GS: The short answer is it’s not easy. A lot of movies that try to mix genres, fail. The ones that are really successful like Shawn of the Dead, Evil Dead 2, Ghostbusters are some of my favorite films ever.

 What I tried to do was take the comedy seriously. Travis might be a wild card and the situations he is in might be ridiculous but if Travis believes what he is saying and Travis believes the situations that he is in and we take it seriously, for me that’s when it works the best. I looked to the masters Richard Pryor, George Carlin, Chris Rock, Louis CK. People like that – they studied comedy and why things are funny like how you can be ridiculous but responsible with your comedy. There is a way to be vulgar and responsible and true to your character. If you spend the time learning as much as you can about your characters then you know how they will react. And that will dictate how your plot’s going to go. If you know how Travis and Hank are going to react then you know where conflict will be and conflict makes films and storytelling interesting.

I always envisioned Devil in My Ride like Dante’s Inferno – two guys going through hell.

 CH: When you wrote the film, when they are riffing about Travis’ wife. Was that improv or was that in the script?

 GS: That was the very first line I wrote in Devil in My Ride. I would like to say it was something more sophisticated than that but that was the very first. Frank Zeiger is a fucking brilliant improver and a comedian. It’s probably my favorite one liner in the film. We wanted to show why he was gone for a few years.  The guys were pretty close to the script. Instead of rehearsing, I got Joey and Frank to hang out together. Frank would do improv in character as Travis and Hank. If you lived in Detroit, you probably saw him doing both characters and Joey is so method of an actor, he will do anything. It’s an indie film, we were running and gunning shit. With Erin, we looked at over a 100 brides.

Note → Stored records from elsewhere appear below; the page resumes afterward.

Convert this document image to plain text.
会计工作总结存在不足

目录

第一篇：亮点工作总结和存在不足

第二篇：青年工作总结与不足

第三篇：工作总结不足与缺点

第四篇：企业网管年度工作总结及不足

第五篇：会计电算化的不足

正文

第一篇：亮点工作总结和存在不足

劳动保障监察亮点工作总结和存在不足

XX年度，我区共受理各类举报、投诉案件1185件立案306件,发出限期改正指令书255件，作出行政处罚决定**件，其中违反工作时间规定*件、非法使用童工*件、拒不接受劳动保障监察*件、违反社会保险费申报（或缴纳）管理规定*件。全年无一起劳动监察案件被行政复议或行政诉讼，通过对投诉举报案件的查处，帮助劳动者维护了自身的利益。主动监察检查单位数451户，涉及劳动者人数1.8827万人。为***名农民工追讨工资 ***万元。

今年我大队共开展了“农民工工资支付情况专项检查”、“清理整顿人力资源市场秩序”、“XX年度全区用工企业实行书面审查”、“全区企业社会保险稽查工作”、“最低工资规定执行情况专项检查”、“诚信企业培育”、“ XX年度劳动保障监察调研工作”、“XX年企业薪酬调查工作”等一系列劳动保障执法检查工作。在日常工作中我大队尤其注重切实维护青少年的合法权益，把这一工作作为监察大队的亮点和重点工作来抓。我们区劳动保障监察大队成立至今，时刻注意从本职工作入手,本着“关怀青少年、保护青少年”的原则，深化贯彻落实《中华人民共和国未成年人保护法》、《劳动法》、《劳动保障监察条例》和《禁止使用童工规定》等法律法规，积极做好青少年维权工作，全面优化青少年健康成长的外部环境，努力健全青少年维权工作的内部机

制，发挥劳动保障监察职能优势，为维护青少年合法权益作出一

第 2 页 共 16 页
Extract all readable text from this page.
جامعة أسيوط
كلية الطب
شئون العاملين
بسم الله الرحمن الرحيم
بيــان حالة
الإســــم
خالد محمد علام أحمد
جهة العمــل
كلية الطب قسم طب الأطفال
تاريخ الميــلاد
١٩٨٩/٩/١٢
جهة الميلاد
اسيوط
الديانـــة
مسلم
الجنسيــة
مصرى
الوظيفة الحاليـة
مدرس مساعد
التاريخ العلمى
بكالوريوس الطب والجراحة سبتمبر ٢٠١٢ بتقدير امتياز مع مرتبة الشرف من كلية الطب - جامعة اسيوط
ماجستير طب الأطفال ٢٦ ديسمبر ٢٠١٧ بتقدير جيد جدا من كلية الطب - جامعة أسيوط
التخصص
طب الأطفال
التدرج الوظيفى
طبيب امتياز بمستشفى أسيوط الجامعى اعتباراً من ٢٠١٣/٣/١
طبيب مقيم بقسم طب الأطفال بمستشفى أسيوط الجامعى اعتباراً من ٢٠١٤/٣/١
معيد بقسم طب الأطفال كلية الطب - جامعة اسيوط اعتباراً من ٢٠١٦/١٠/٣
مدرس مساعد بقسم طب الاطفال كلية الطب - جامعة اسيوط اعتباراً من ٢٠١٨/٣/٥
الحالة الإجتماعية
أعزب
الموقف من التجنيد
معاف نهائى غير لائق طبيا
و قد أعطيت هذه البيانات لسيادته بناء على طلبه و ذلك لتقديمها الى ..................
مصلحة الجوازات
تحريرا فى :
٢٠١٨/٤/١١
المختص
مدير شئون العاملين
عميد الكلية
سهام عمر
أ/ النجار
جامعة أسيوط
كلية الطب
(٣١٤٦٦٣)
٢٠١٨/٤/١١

 CH: Was she in the short as well?

GS: No, she wasn’t. The devil bride in the short is on the east coast running a theater company. So we needed to cast a new devil bride and Erin was it. From there, we needed to cast a Johnny Priest and Llou was it – he completed the table. When I was working on another film I came across Big Llou Johnson in a post house with my sound guy so I called Big Llou and he answered in that deep baritone voice he answers “This is he” and I said “This is Gary Schultz and I am making a film. If you’re into Blues he just released a new album and you should listen to it.

 CH: How did you get Sid Haig?

GS: Mike and myself wrote the role and when making an indie film you need to get someone that the audience will love and I am a huge fan of Jack Hill films. Black Mama, even though Black Mama White Mama isn’t a Jack Hill Film but it has Pam Grier, who is my favorite actress, and Jack Hill discovered her and Sid Haig is in all the Jack Hill films. People know Sid from Tarantino and Rob Zombie – he’s blown up. And I thought he was so great that it would be awesome to have Sid do comedy.

We filmed with him in Chicago on Halloween two years ago – how fucking cool is that?

CH: The hotel with the windmill on top – is that real?

GS: The pioneer? Yeah that’s a real working hotel.

CH: Where is it at? I have been to Vegas a million times and never saw it.

GS: That’s in Illinois, You got fooled by movie magic my friend, I appreciate it.